The one I feel effect my life the most would have to be the PTSD. Mine was caused by sexual abuse as a child. Before seeing a doctor and admitting what happend to me. I didn't think I was effected by it. Now, I see I was WAYYYYYYY wrong. The PTSD makes sex really hard at times. I have NOT fully over come it. It's a work in progess, but it is getting better.I just wish I would have took these steps earlier in my life. The PTSD also created a Sexual dyfunction....So that would have to be the worst.
04/14/2012
Contributor: Hallmar82 Hallmar82
I voted for both my wife and myself. I have chronic daily pain which affects my mood and behavior, and it keeps me from enjoying myself more and being more intimate or open in our relationship. My wife has obsessive-compulsive disorder, manic-depressive disorder, and suffers from panic attacks too. I can't speak for her directly but it does affect our relationship at times.
04/14/2012
Contributor: Thomas90 Thomas90
I have Body Dysmorphic Disorder (along with some others) but i find that is the worst one which hinders my sex life. It gets me so paranoid and self conscious its unreal.
05/11/2012
Contributor: starryeyedangel starryeyedangel
I have been diagnosed with generalized anxiety disorder, social anxiety disorder, post traumatic stress disorder, panic disorder, major depression and bipolar disorder. I am in therapy to try to work through my anxiety problems, but was refused to be seen by my previous psychiatrist after I asked her for information about the medicines she wanted me to be on, she got offended when I asked her why she wouldn’t answer my questions.
05/11/2012
Contributor: sexykiss sexykiss
i dont have any of these buy my gf does and she does not have a sex drive at all sometimes i feel like im forcing her because shes not in the mood, and then i look back and im like what is wrong with me am i not attractive
06/04/2012
Contributor: pasdechat pasdechat
I have OCD, and take medication for it. Mine isn't really severe, but since most of my tics involve cleanliness, it's definitely had an effect on my sex life--e.g. I'm really unhappy if I can't shower and change the sheets after sex. More broadly speaking, I spent a lot of time just afraid of relationships, because I was convinced that no one could accept me as I am :/
06/07/2012
Contributor: lecanis lecanis
I've been diagnosed with PTSD and social anxiety. The biggest barrier for me sexually is the PTSD: the sexual acts which are likely to trigger memories of abuse and assault for me are ones that are considered fairly vanilla. As a result, I've got a lot of "kinkier" interests, and often partners think it's awesome until they realize how much they miss what they consider 'normal sex'.
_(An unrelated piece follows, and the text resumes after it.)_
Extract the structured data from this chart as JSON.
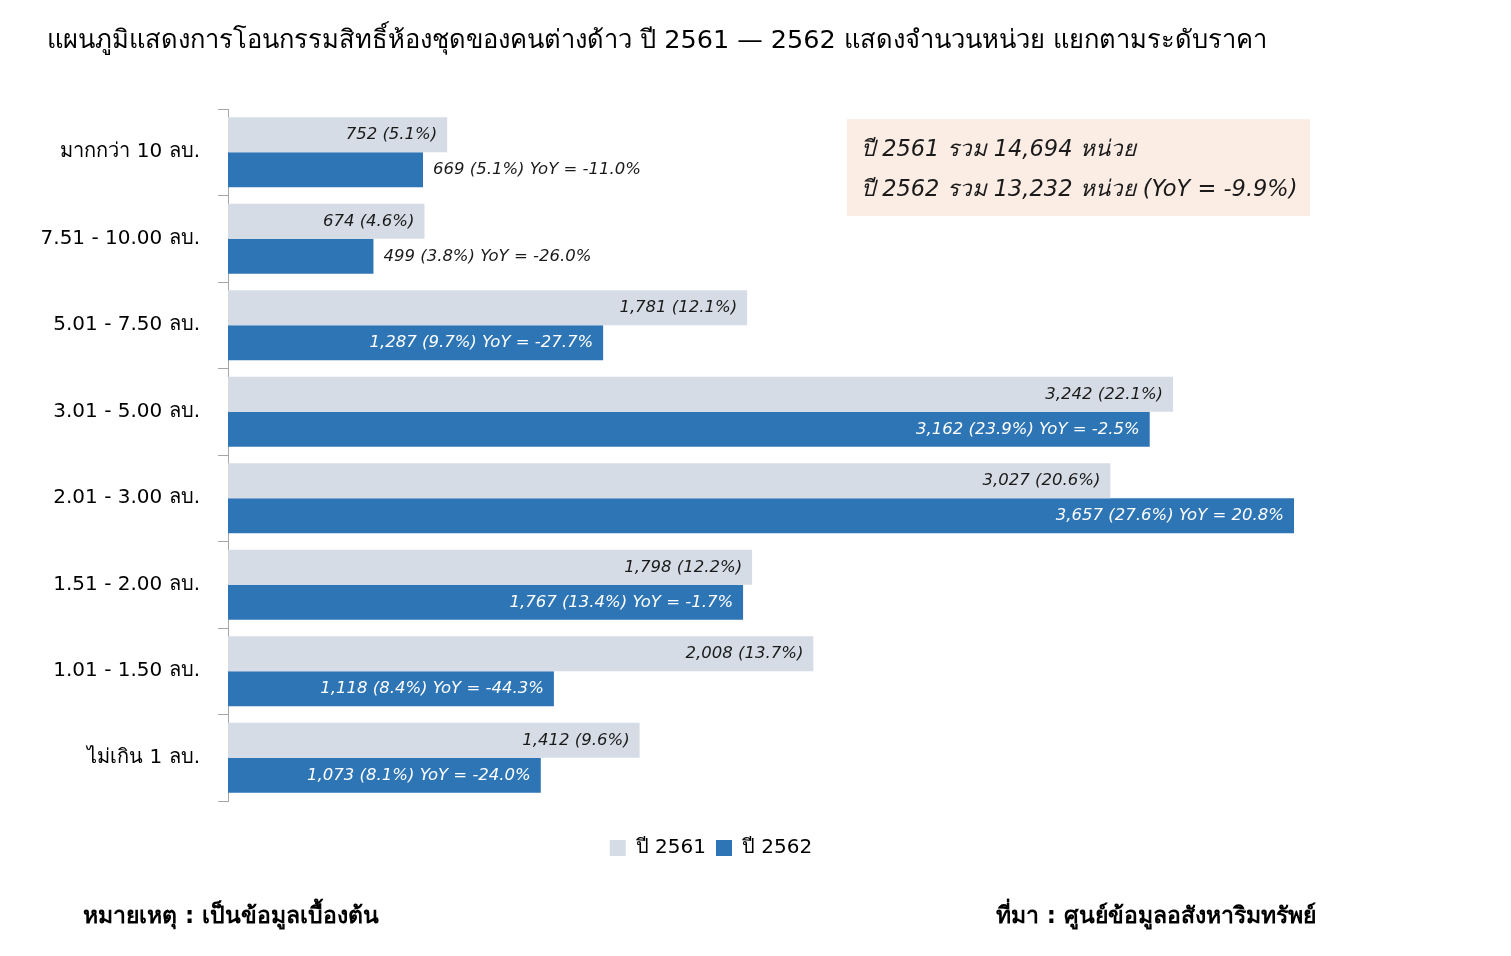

I've been in therapy for years, but it's something I'm still struggling with. The social anxiety makes it even more complicated, because it can make it difficult for me to find partners in the first place, whether I'm looking for a real relationship or just a sexual partner. I basically just do my best to be upfront about my issues and be sure that anyone involved with me knows what they're getting into.